Along with learning how to prompt and engage with AI we also need to learn to be alert for how it changes motivation. You might begin to notice that the process of back-and-forth prompting can help you stay in a problem longer, keeping you curious for longer. Or you may find yourself going around in circles, probing the machine in the hopes that a magic insight happens. At that point, ask yourself if it's because you're using AI more as a crutch than a partner, indulging in a kind of AI-induced wishful thinking. A competitive artifact might arise: we may accept a mind for our mind that shows us when we over-rely on AI.

Today AI remains something we outsource our thinking to as an external extended mind.
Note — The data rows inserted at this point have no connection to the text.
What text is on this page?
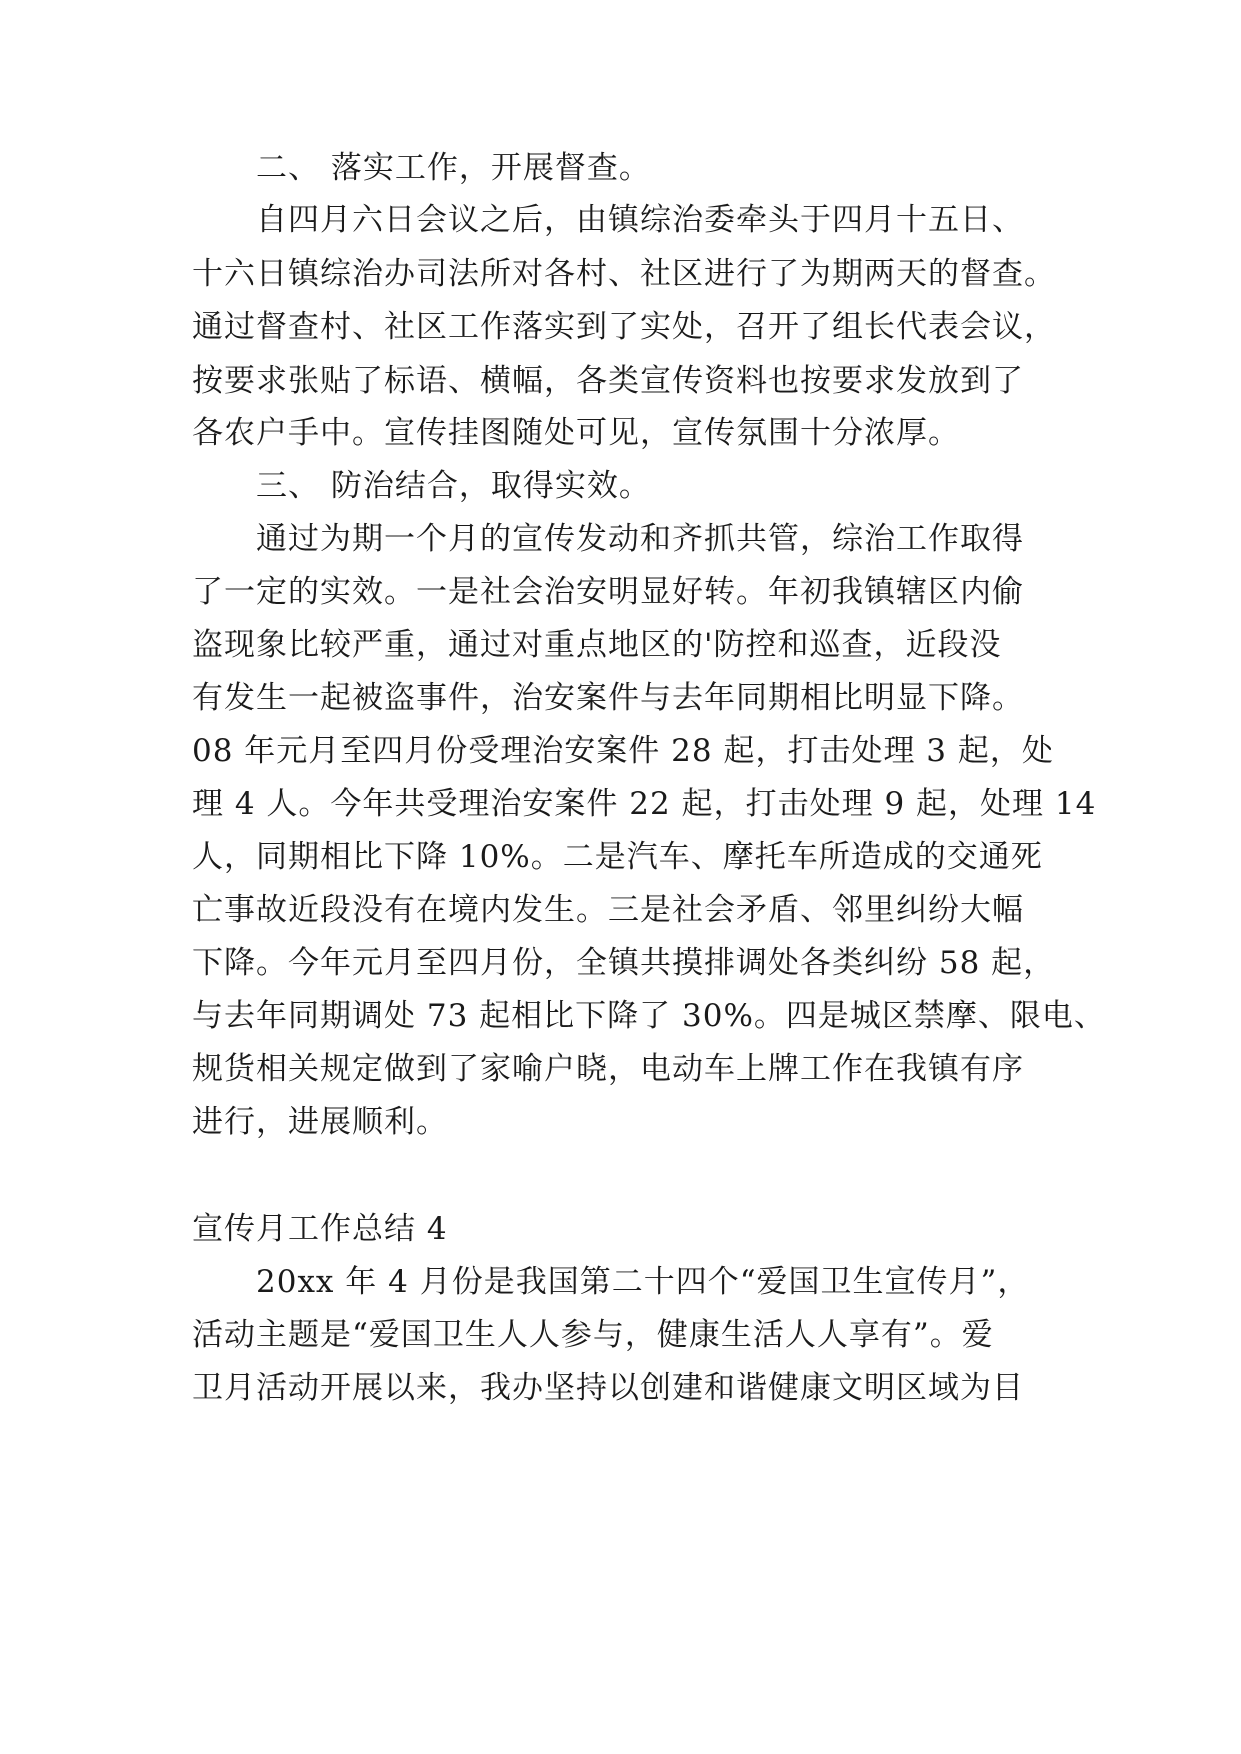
二、 落实工作，开展督查。
自四月六日会议之后，由镇综治委牵头于四月十五日、
十六日镇综治办司法所对各村、社区进行了为期两天的督查。
通过督查村、社区工作落实到了实处，召开了组长代表会议，
按要求张贴了标语、横幅，各类宣传资料也按要求发放到了
各农户手中。宣传挂图随处可见，宣传氛围十分浓厚。
三、 防治结合，取得实效。
通过为期一个月的宣传发动和齐抓共管，综治工作取得
了一定的实效。一是社会治安明显好转。年初我镇辖区内偷
盗现象比较严重，通过对重点地区的'防控和巡查，近段没
有发生一起被盗事件，治安案件与去年同期相比明显下降。
08 年元月至四月份受理治安案件 28 起，打击处理 3 起，处
理 4 人。今年共受理治安案件 22 起，打击处理 9 起，处理 14
人，同期相比下降 10%。二是汽车、摩托车所造成的交通死
亡事故近段没有在境内发生。三是社会矛盾、邻里纠纷大幅
下降。今年元月至四月份，全镇共摸排调处各类纠纷 58 起，
与去年同期调处 73 起相比下降了 30%。四是城区禁摩、限电、
规货相关规定做到了家喻户晓，电动车上牌工作在我镇有序
进行，进展顺利。
宣传月工作总结 4
20xx 年 4 月份是我国第二十四个“爱国卫生宣传月”，
活动主题是“爱国卫生人人参与，健康生活人人享有”。爱
卫月活动开展以来，我办坚持以创建和谐健康文明区域为目
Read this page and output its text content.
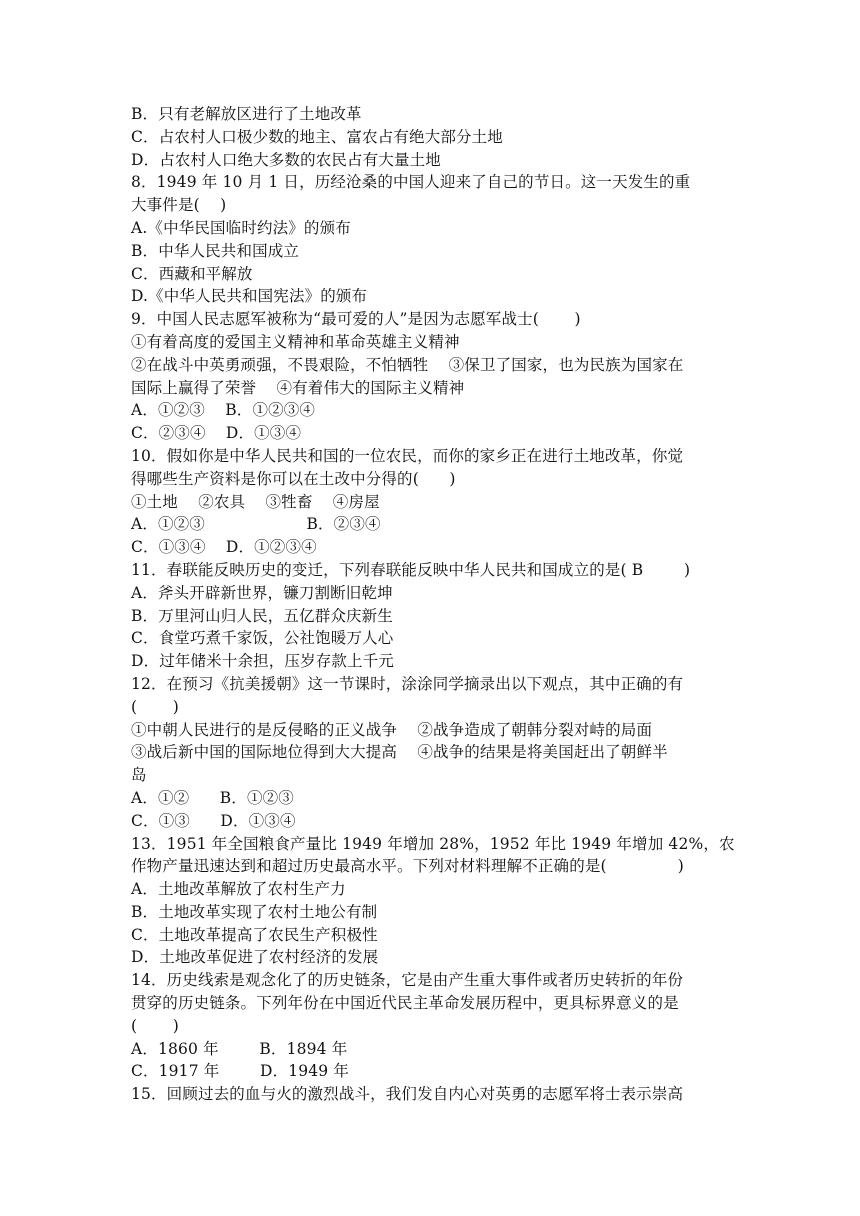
B．只有老解放区进行了土地改革
C．占农村人口极少数的地主、富农占有绝大部分土地
D．占农村人口绝大多数的农民占有大量土地
8．1949 年 10 月 1 日，历经沧桑的中国人迎来了自己的节日。这一天发生的重
大事件是(    )
A.《中华民国临时约法》的颁布
B．中华人民共和国成立
C．西藏和平解放
D.《中华人民共和国宪法》的颁布
9．中国人民志愿军被称为“最可爱的人”是因为志愿军战士(       )
①有着高度的爱国主义精神和革命英雄主义精神
②在战斗中英勇顽强，不畏艰险，不怕牺牲    ③保卫了国家，也为民族为国家在
国际上赢得了荣誉    ④有着伟大的国际主义精神
A．①②③    B．①②③④
C．②③④    D．①③④
10．假如你是中华人民共和国的一位农民，而你的家乡正在进行土地改革，你觉
得哪些生产资料是你可以在土改中分得的(      )
①土地    ②农具    ③牲畜    ④房屋
A．①②③                    B．②③④
C．①③④    D．①②③④
11．春联能反映历史的变迁，下列春联能反映中华人民共和国成立的是( B        )
A．斧头开辟新世界，镰刀割断旧乾坤
B．万里河山归人民，五亿群众庆新生
C．食堂巧煮千家饭，公社饱暖万人心
D．过年储米十余担，压岁存款上千元
12．在预习《抗美援朝》这一节课时，涂涂同学摘录出以下观点，其中正确的有
(       )
①中朝人民进行的是反侵略的正义战争    ②战争造成了朝韩分裂对峙的局面
③战后新中国的国际地位得到大大提高    ④战争的结果是将美国赶出了朝鲜半
岛
A．①②      B．①②③
C．①③      D．①③④
13．1951 年全国粮食产量比 1949 年增加 28%，1952 年比 1949 年增加 42%，农
作物产量迅速达到和超过历史最高水平。下列对材料理解不正确的是(              )
A．土地改革解放了农村生产力
B．土地改革实现了农村土地公有制
C．土地改革提高了农民生产积极性
D．土地改革促进了农村经济的发展
14．历史线索是观念化了的历史链条，它是由产生重大事件或者历史转折的年份
贯穿的历史链条。下列年份在中国近代民主革命发展历程中，更具标界意义的是
(       )
A．1860 年        B．1894 年
C．1917 年        D．1949 年
15．回顾过去的血与火的激烈战斗，我们发自内心对英勇的志愿军将士表示崇高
But we may not be far from a future where the extended mind shifts to be internal. Neural implants are developing rapidly—it's astonishing that machines can be placed in people's brains and interpret and react to thoughts. People who are paralyzed or otherwise locked into their minds can now communicate via these advanced neural implants.

It's still early days, but it's conceivable to envision a mind for our minds that is embedded and integrated with the wetware of our brains. This raises a myriad of questions and possibilities. Would an extended, internal mind serve as a competitive or complementary artifact to our existing cognitive capabilities? Could we have the agency to determine how it might enhance our cognition, defining the boundaries of what we'd be left with if it were ever removed? Moreover, would we even possess the ability to discern the extent of its influence on our thought processes?

In the future, as AI advances and becomes more seamlessly integrated with our minds, the boundaries between our biological cognition and artificial enhancements may become increasingly blurred. This raises profound questions about the nature of the self, agency, and identity. Will we still consider ourselves as singular, autonomous entities, or will we embrace a more fluid and distributed notion of the self that encompasses both our biological and artificial cognitive components?

The future of the extended mind is not a fixed destination but an ongoing journey that requires our active participation and reflection as we redefine what it means to be human in an age of artificial intelligence.